Quantitative investigation on the nonlinear viscoelasticity of magnetorheological gel under large amplitude oscillatory shear

Magnetorheological gel (MRG) is a kind of magneto-sensitive smart composite whose nonlinear rheological behavior is highly controllable by external magnetic fields. For filling the gap that most publications studied the nonlinear property of MR materials in a qualitative manner, this work adopts a quantitative analysis method, called Fourier-transform rheology (FTR), to investigate the nonlinear viscoelasticity of MRG under large amplitude oscillatory shear (LAOS) tests. The influences of magnetic field, strain amplitude and frequency on the nonlinearity of MRG are thoroughly discussed. Results indicate that MRG, under a relative smaller magnetic field, appears higher degree of nonlinearity in the high-frequency region. The magneto-mechanical coupling mechanism of microstructures in MRG is also proposed to explain the various nonlinear phenomena under different loading conditions.

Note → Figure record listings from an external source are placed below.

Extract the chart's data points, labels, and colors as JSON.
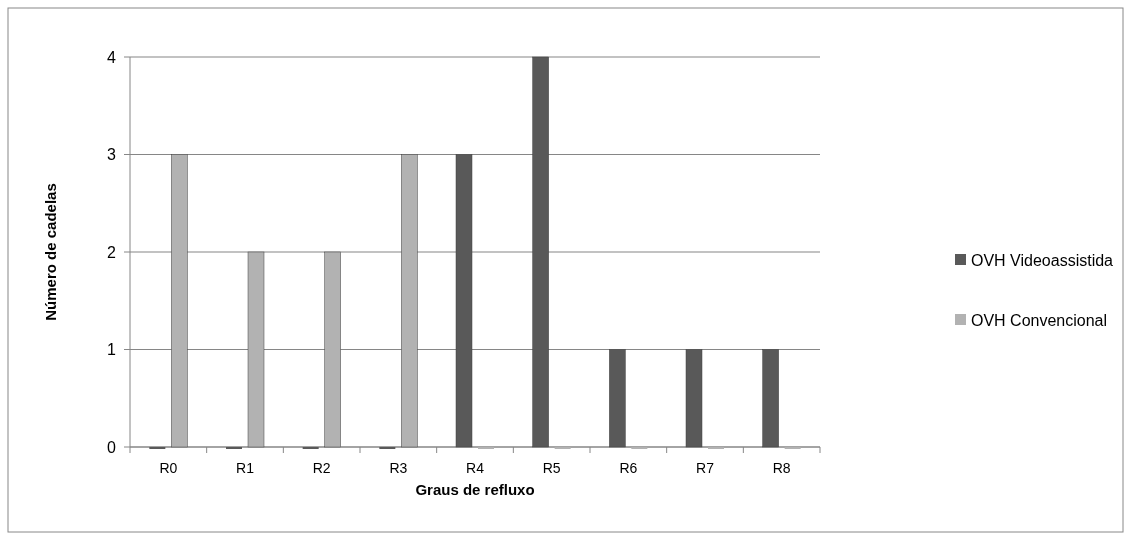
{
  "chart_data": {
    "type": "bar",
    "xlabel": "Graus de refluxo",
    "ylabel": "Número de cadelas",
    "categories": [
      "R0",
      "R1",
      "R2",
      "R3",
      "R4",
      "R5",
      "R6",
      "R7",
      "R8"
    ],
    "series": [
      {
        "name": "OVH Videoassistida",
        "color": "#595959",
        "values": [
          0,
          0,
          0,
          0,
          3,
          4,
          1,
          1,
          1
        ]
      },
      {
        "name": "OVH Convencional",
        "color": "#b2b2b2",
        "values": [
          3,
          2,
          2,
          3,
          0,
          0,
          0,
          0,
          0
        ]
      }
    ],
    "ylim": [
      0,
      4
    ],
    "yticks": [
      0,
      1,
      2,
      3,
      4
    ],
    "grid": "y",
    "legend": "right"
  }
}
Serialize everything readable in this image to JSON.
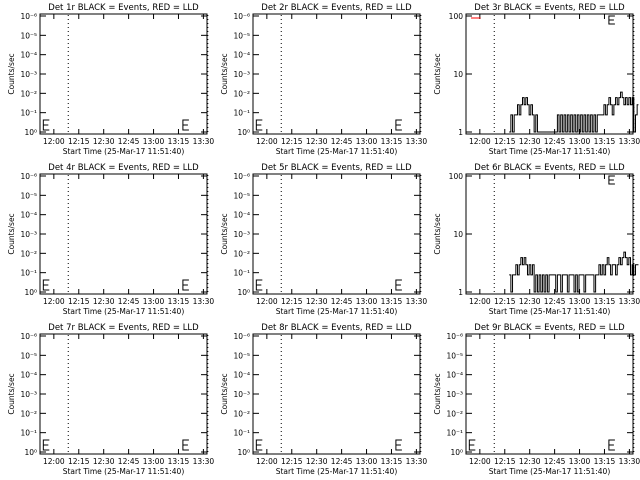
{
  "colors": {
    "events": "#000000",
    "lld": "#ff0000",
    "background": "#ffffff"
  },
  "chart_data": [
    {
      "type": "line",
      "title": "Det 1r BLACK = Events, RED = LLD",
      "xlabel": "Start Time (25-Mar-17 11:51:40)",
      "ylabel": "Counts/sec",
      "scale": "log",
      "x_ticks": [
        "12:00",
        "12:15",
        "12:30",
        "12:45",
        "13:00",
        "13:15",
        "13:30"
      ],
      "y_ticks": [
        "10⁰",
        "10⁻¹",
        "10⁻²",
        "10⁻³",
        "10⁻⁴",
        "10⁻⁵",
        "10⁻⁶"
      ],
      "markers_minutes": [
        17,
        101
      ],
      "series": []
    },
    {
      "type": "line",
      "title": "Det 2r BLACK = Events, RED = LLD",
      "xlabel": "Start Time (25-Mar-17 11:51:40)",
      "ylabel": "Counts/sec",
      "scale": "log",
      "x_ticks": [
        "12:00",
        "12:15",
        "12:30",
        "12:45",
        "13:00",
        "13:15",
        "13:30"
      ],
      "y_ticks": [
        "10⁰",
        "10⁻¹",
        "10⁻²",
        "10⁻³",
        "10⁻⁴",
        "10⁻⁵",
        "10⁻⁶"
      ],
      "markers_minutes": [
        17,
        101
      ],
      "series": []
    },
    {
      "type": "line",
      "title": "Det 3r BLACK = Events, RED = LLD",
      "xlabel": "Start Time (25-Mar-17 11:51:40)",
      "ylabel": "Counts/sec",
      "scale": "log",
      "x_ticks": [
        "12:00",
        "12:15",
        "12:30",
        "12:45",
        "13:00",
        "13:15",
        "13:30"
      ],
      "y_ticks": [
        "100",
        "10",
        "1"
      ],
      "markers_minutes": [
        17,
        101
      ],
      "series": [
        {
          "color": "events",
          "x": [
            26,
            27,
            28,
            29,
            30,
            31,
            32,
            33,
            34,
            35,
            36,
            37,
            38,
            39,
            40,
            41,
            42,
            43,
            44,
            45,
            46,
            47,
            48,
            49,
            50,
            51,
            52,
            53,
            54,
            55,
            56,
            57,
            58,
            59,
            60,
            61,
            62,
            63,
            64,
            65,
            66,
            67,
            68,
            69,
            70,
            71,
            72,
            73,
            74,
            75,
            76,
            77,
            78,
            79,
            80,
            81,
            82,
            83,
            84,
            85,
            86,
            87,
            88,
            89,
            90,
            91,
            92,
            93,
            94,
            95,
            96,
            97,
            98,
            99,
            100,
            101,
            102,
            103
          ],
          "y": [
            1,
            2,
            1,
            2,
            2,
            3,
            2,
            3,
            4,
            3,
            4,
            3,
            2,
            3,
            2,
            1,
            2,
            1,
            1,
            1,
            1,
            1,
            1,
            1,
            1,
            1,
            1,
            1,
            1,
            2,
            1,
            2,
            1,
            2,
            1,
            2,
            1,
            2,
            1,
            2,
            1,
            2,
            1,
            2,
            1,
            2,
            1,
            2,
            1,
            2,
            1,
            2,
            1,
            2,
            2,
            2,
            2,
            3,
            2,
            3,
            4,
            3,
            2,
            3,
            4,
            3,
            4,
            5,
            4,
            3,
            4,
            3,
            4,
            3,
            4,
            1,
            2,
            3
          ]
        },
        {
          "color": "lld",
          "x": [
            3,
            8
          ],
          "y": [
            100,
            100
          ]
        }
      ]
    },
    {
      "type": "line",
      "title": "Det 4r BLACK = Events, RED = LLD",
      "xlabel": "Start Time (25-Mar-17 11:51:40)",
      "ylabel": "Counts/sec",
      "scale": "log",
      "x_ticks": [
        "12:00",
        "12:15",
        "12:30",
        "12:45",
        "13:00",
        "13:15",
        "13:30"
      ],
      "y_ticks": [
        "10⁰",
        "10⁻¹",
        "10⁻²",
        "10⁻³",
        "10⁻⁴",
        "10⁻⁵",
        "10⁻⁶"
      ],
      "markers_minutes": [
        17,
        101
      ],
      "series": []
    },
    {
      "type": "line",
      "title": "Det 5r BLACK = Events, RED = LLD",
      "xlabel": "Start Time (25-Mar-17 11:51:40)",
      "ylabel": "Counts/sec",
      "scale": "log",
      "x_ticks": [
        "12:00",
        "12:15",
        "12:30",
        "12:45",
        "13:00",
        "13:15",
        "13:30"
      ],
      "y_ticks": [
        "10⁰",
        "10⁻¹",
        "10⁻²",
        "10⁻³",
        "10⁻⁴",
        "10⁻⁵",
        "10⁻⁶"
      ],
      "markers_minutes": [
        17,
        101
      ],
      "series": []
    },
    {
      "type": "line",
      "title": "Det 6r BLACK = Events, RED = LLD",
      "xlabel": "Start Time (25-Mar-17 11:51:40)",
      "ylabel": "Counts/sec",
      "scale": "log",
      "x_ticks": [
        "12:00",
        "12:15",
        "12:30",
        "12:45",
        "13:00",
        "13:15",
        "13:30"
      ],
      "y_ticks": [
        "100",
        "10",
        "1"
      ],
      "markers_minutes": [
        17,
        101
      ],
      "series": [
        {
          "color": "events",
          "x": [
            26,
            27,
            28,
            29,
            30,
            31,
            32,
            33,
            34,
            35,
            36,
            37,
            38,
            39,
            40,
            41,
            42,
            43,
            44,
            45,
            46,
            47,
            48,
            49,
            50,
            51,
            52,
            53,
            54,
            55,
            56,
            57,
            58,
            59,
            60,
            61,
            62,
            63,
            64,
            65,
            66,
            67,
            68,
            69,
            70,
            71,
            72,
            73,
            74,
            75,
            76,
            77,
            78,
            79,
            80,
            81,
            82,
            83,
            84,
            85,
            86,
            87,
            88,
            89,
            90,
            91,
            92,
            93,
            94,
            95,
            96,
            97,
            98,
            99,
            100,
            101,
            102,
            103
          ],
          "y": [
            2,
            1,
            2,
            2,
            3,
            2,
            3,
            4,
            3,
            4,
            3,
            2,
            3,
            2,
            3,
            1,
            2,
            1,
            2,
            1,
            2,
            1,
            2,
            1,
            2,
            2,
            2,
            2,
            1,
            2,
            2,
            1,
            2,
            2,
            2,
            1,
            2,
            2,
            2,
            1,
            2,
            1,
            2,
            2,
            2,
            1,
            2,
            2,
            2,
            2,
            2,
            1,
            2,
            2,
            3,
            2,
            3,
            2,
            3,
            4,
            3,
            2,
            3,
            3,
            2,
            3,
            4,
            3,
            4,
            5,
            4,
            3,
            4,
            2,
            3,
            2,
            3,
            3
          ]
        }
      ]
    },
    {
      "type": "line",
      "title": "Det 7r BLACK = Events, RED = LLD",
      "xlabel": "Start Time (25-Mar-17 11:51:40)",
      "ylabel": "Counts/sec",
      "scale": "log",
      "x_ticks": [
        "12:00",
        "12:15",
        "12:30",
        "12:45",
        "13:00",
        "13:15",
        "13:30"
      ],
      "y_ticks": [
        "10⁰",
        "10⁻¹",
        "10⁻²",
        "10⁻³",
        "10⁻⁴",
        "10⁻⁵",
        "10⁻⁶"
      ],
      "markers_minutes": [
        17,
        101
      ],
      "series": []
    },
    {
      "type": "line",
      "title": "Det 8r BLACK = Events, RED = LLD",
      "xlabel": "Start Time (25-Mar-17 11:51:40)",
      "ylabel": "Counts/sec",
      "scale": "log",
      "x_ticks": [
        "12:00",
        "12:15",
        "12:30",
        "12:45",
        "13:00",
        "13:15",
        "13:30"
      ],
      "y_ticks": [
        "10⁰",
        "10⁻¹",
        "10⁻²",
        "10⁻³",
        "10⁻⁴",
        "10⁻⁵",
        "10⁻⁶"
      ],
      "markers_minutes": [
        17,
        101
      ],
      "series": []
    },
    {
      "type": "line",
      "title": "Det 9r BLACK = Events, RED = LLD",
      "xlabel": "Start Time (25-Mar-17 11:51:40)",
      "ylabel": "Counts/sec",
      "scale": "log",
      "x_ticks": [
        "12:00",
        "12:15",
        "12:30",
        "12:45",
        "13:00",
        "13:15",
        "13:30"
      ],
      "y_ticks": [
        "10⁰",
        "10⁻¹",
        "10⁻²",
        "10⁻³",
        "10⁻⁴",
        "10⁻⁵",
        "10⁻⁶"
      ],
      "markers_minutes": [
        17,
        101
      ],
      "series": []
    }
  ]
}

Furthermore, for remedy the limitation that higher-order harmonics in FTR lack of clear physical meanings, a geometrical nonlinear parameter, S factor, is utilized to disclose the intra-cycle strain stiffening characteristic of MRG. The effects of strain amplitude, frequency and magnetic field on S factor are similar with that on the third-order harmonic in FTR. Moreover, the energy dissipation density is calculated based on Lissajous curve (i.e. hysteretic stress-strain loop) to characterize the damping property or capacity to dissipate energy of MRG. It is found that frequency only has a great effect on energy dissipation density of MRG under relatively large strain amplitude. The data that support the findings of this study are available from the corresponding author upon reasonable request.